Okay so: moles of KMnO4 = 0.000469
because of the molar rations moles of H2O2 = 2.5 x moles of MnO4 = 0.0011725
now this is in 25cm3 so in order to get the 250cm3 sample, times the moles by ten...
but this is still diluted as the solution was made up to 250cm3 from an original 25, so you can times your moles again by 10 giving you: 0.11725 moles x this by 34 to give you g per 250cm3 (3.9865) x this by 4 to get into g per dm3 (15.9 g dm3)

Now for the O2: Volume = Moles x 24
because you know from the equation on the previous page you know that O2 is only produced in the titration, and therefore the moles to use in this equation is your diluted H202 = 0.0011725 x 24 = 0.028 dm3

does that make sense?

Thanks loads guys!!!! I cant believe how simple the acid base pair one is and i got it wrong!
I understand the calculations too so thanks for that
x
27. (Original post by HEC14)
K, the rate constant, similarly to Kc, is only changed in itself by temperature..
If you think about it, K is multiplied by the concentrations in the rate equation:

Rate = K[A][B]

And so by changing the concentration, the value of the rate is changed by the change in value of [A] and [B], so there is no requirement to change the constant K.

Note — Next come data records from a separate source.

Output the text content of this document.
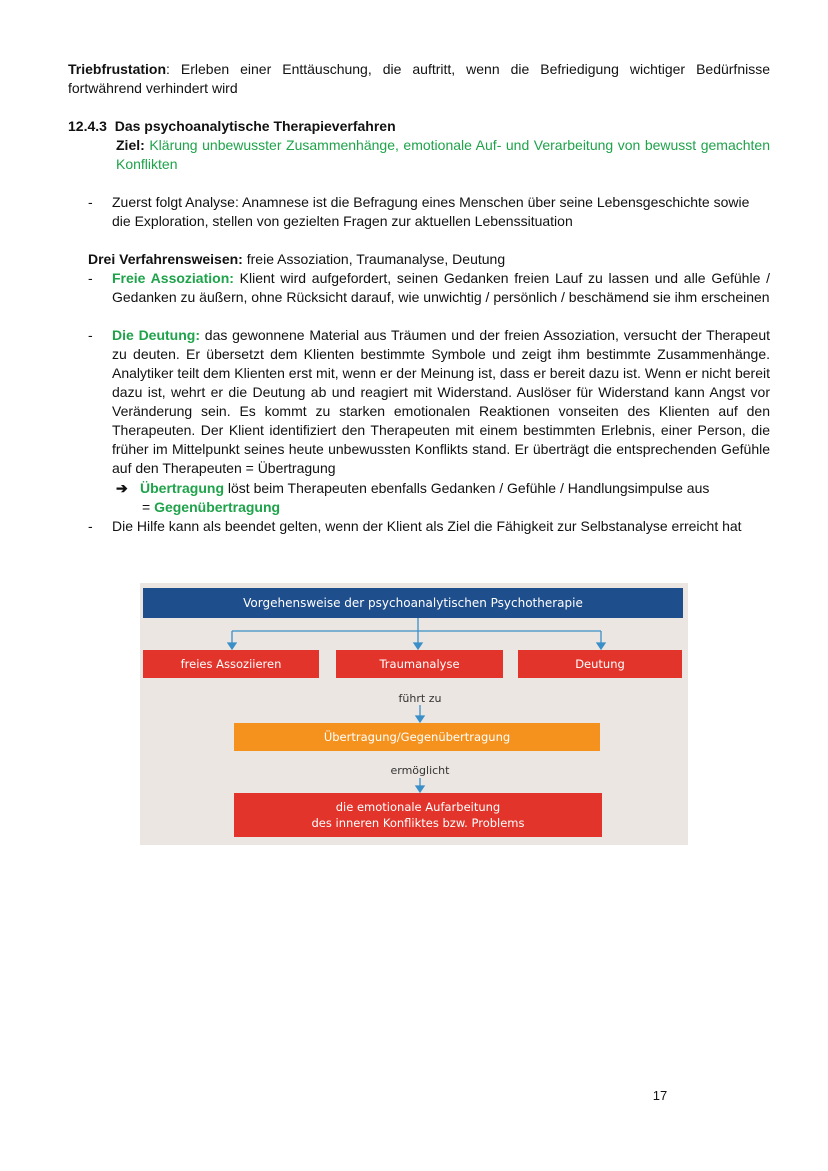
Triebfrustation: Erleben einer Enttäuschung, die auftritt, wenn die Befriedigung wichtiger Bedürfnisse fortwährend verhindert wird

12.4.3 Das psychoanalytische Therapieverfahren

Ziel: Klärung unbewusster Zusammenhänge, emotionale Auf- und Verarbeitung von bewusst gemachten Konflikten

- Zuerst folgt Analyse: Anamnese ist die Befragung eines Menschen über seine Lebensgeschichte sowie die Exploration, stellen von gezielten Fragen zur aktuellen Lebenssituation

Drei Verfahrensweisen: freie Assoziation, Traumanalyse, Deutung
- Freie Assoziation: Klient wird aufgefordert, seinen Gedanken freien Lauf zu lassen und alle Gefühle / Gedanken zu äußern, ohne Rücksicht darauf, wie unwichtig / persönlich / beschämend sie ihm erscheinen

- Die Deutung: das gewonnene Material aus Träumen und der freien Assoziation, versucht der Therapeut zu deuten. Er übersetzt dem Klienten bestimmte Symbole und zeigt ihm bestimmte Zusammenhänge. Analytiker teilt dem Klienten erst mit, wenn er der Meinung ist, dass er bereit dazu ist. Wenn er nicht bereit dazu ist, wehrt er die Deutung ab und reagiert mit Widerstand. Auslöser für Widerstand kann Angst vor Veränderung sein. Es kommt zu starken emotionalen Reaktionen vonseiten des Klienten auf den Therapeuten. Der Klient identifiziert den Therapeuten mit einem bestimmten Erlebnis, einer Person, die früher im Mittelpunkt seines heute unbewussten Konflikts stand. Er überträgt die entsprechenden Gefühle auf den Therapeuten = Übertragung

➔ Übertragung löst beim Therapeuten ebenfalls Gedanken / Gefühle / Handlungsimpulse aus
= Gegenübertragung
- Die Hilfe kann als beendet gelten, wenn der Klient als Ziel die Fähigkeit zur Selbstanalyse erreicht hat

Vorgehensweise der psychoanalytischen Psychotherapie
freies Assoziieren	Traumanalyse	Deutung
führt zu
Übertragung/Gegenübertragung
ermöglicht
die emotionale Aufarbeitung
des inneren Konfliktes bzw. Problems
17
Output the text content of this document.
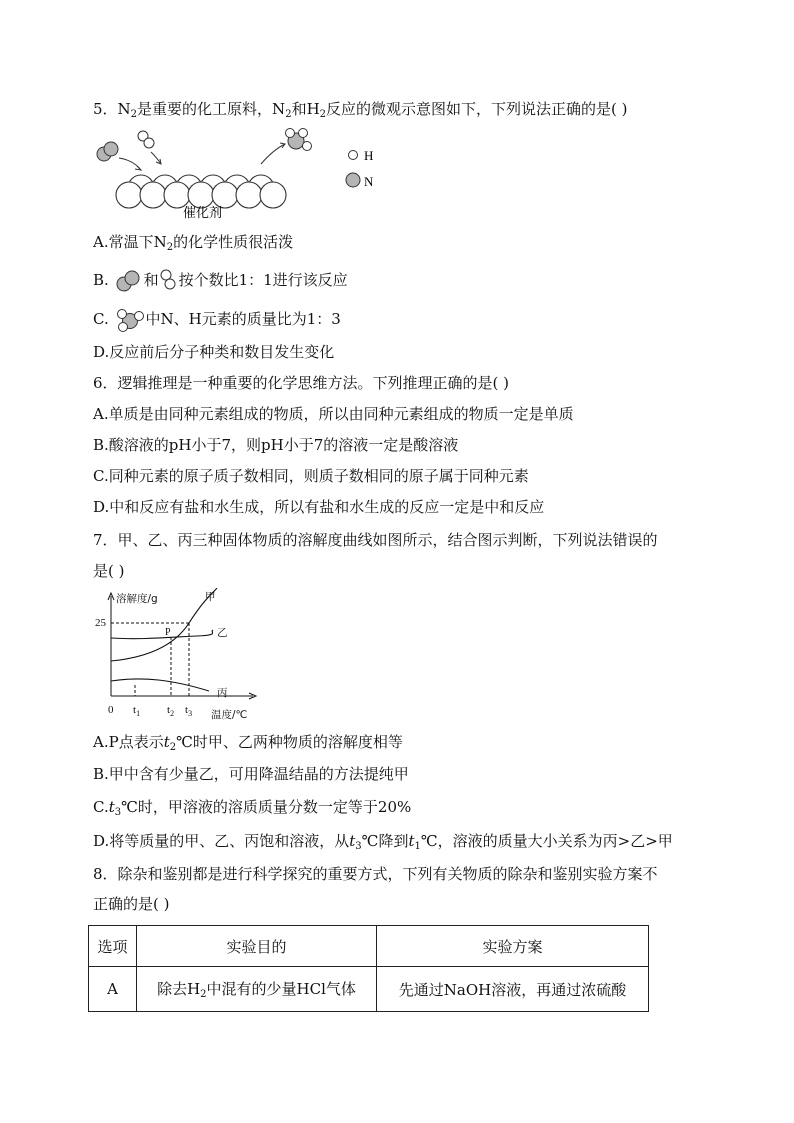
5．$N_2$是重要的化工原料，$N_2$和$H_2$反应的微观示意图如下，下列说法正确的是( )
H
N
催化剂
A.常温下$N_2$的化学性质很活泼
B. 和 按个数比1：1进行该反应
C. 中N、H元素的质量比为1：3
D.反应前后分子种类和数目发生变化
6．逻辑推理是一种重要的化学思维方法。下列推理正确的是( )
A.单质是由同种元素组成的物质，所以由同种元素组成的物质一定是单质
B.酸溶液的pH小于7，则pH小于7的溶液一定是酸溶液
C.同种元素的原子质子数相同，则质子数相同的原子属于同种元素
D.中和反应有盐和水生成，所以有盐和水生成的反应一定是中和反应
7．甲、乙、丙三种固体物质的溶解度曲线如图所示，结合图示判断，下列说法错误的
是( )
溶解度/g
温度/℃
25
0 $t_1$ $t_2$ $t_3$
P
甲
乙
丙
A.P点表示$t_2℃$时甲、乙两种物质的溶解度相等
B.甲中含有少量乙，可用降温结晶的方法提纯甲
$C.t_3℃$时，甲溶液的溶质质量分数一定等于20%
D.将等质量的甲、乙、丙饱和溶液，从$t_3℃$降到$t_1℃$，溶液的质量大小关系为丙>乙>甲
8．除杂和鉴别都是进行科学探究的重要方式，下列有关物质的除杂和鉴别实验方案不
正确的是( )
选项	实验目的	实验方案
A	除去$H_2$中混有的少量HCl气体	先通过NaOH溶液，再通过浓硫酸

Similarly, a change in pressure effectively changes the concentration, as the number of particles per unit space is changing.. So as in the above situation, K does not change..

K ONLY CHANGES WITH TEMPERATURE.
Coool Thanks for clearing that one up! Makes sense now
28. Do we need to know about the structure of a fuel cell (ie. bottom of page 84 in the CGP book) and how to draw it or do we just need to know the pros and cons to a fuel cell?
29. (Original post by Rogercbinboy)
Do we need to know about the structure of a fuel cell (ie. bottom of page 84 in the CGP book) and how to draw it or do we just need to know the pros and cons to a fuel cell?
I thought you just needed to know what occurs at the positive and negative electrode in terms of hydrogen and oxygens half equations, as well as pros and cons of fuel cell etc.

Another general question to all, about ionic charge, in the OCR textbook it says that ionic charge ncreases and ion radius decreases on pg 176 if anyone has the same book, why does the ionic radius decrease from Na+ -- Mg2+ --- Al3+, if you look at the periodic table their ionic radius increases?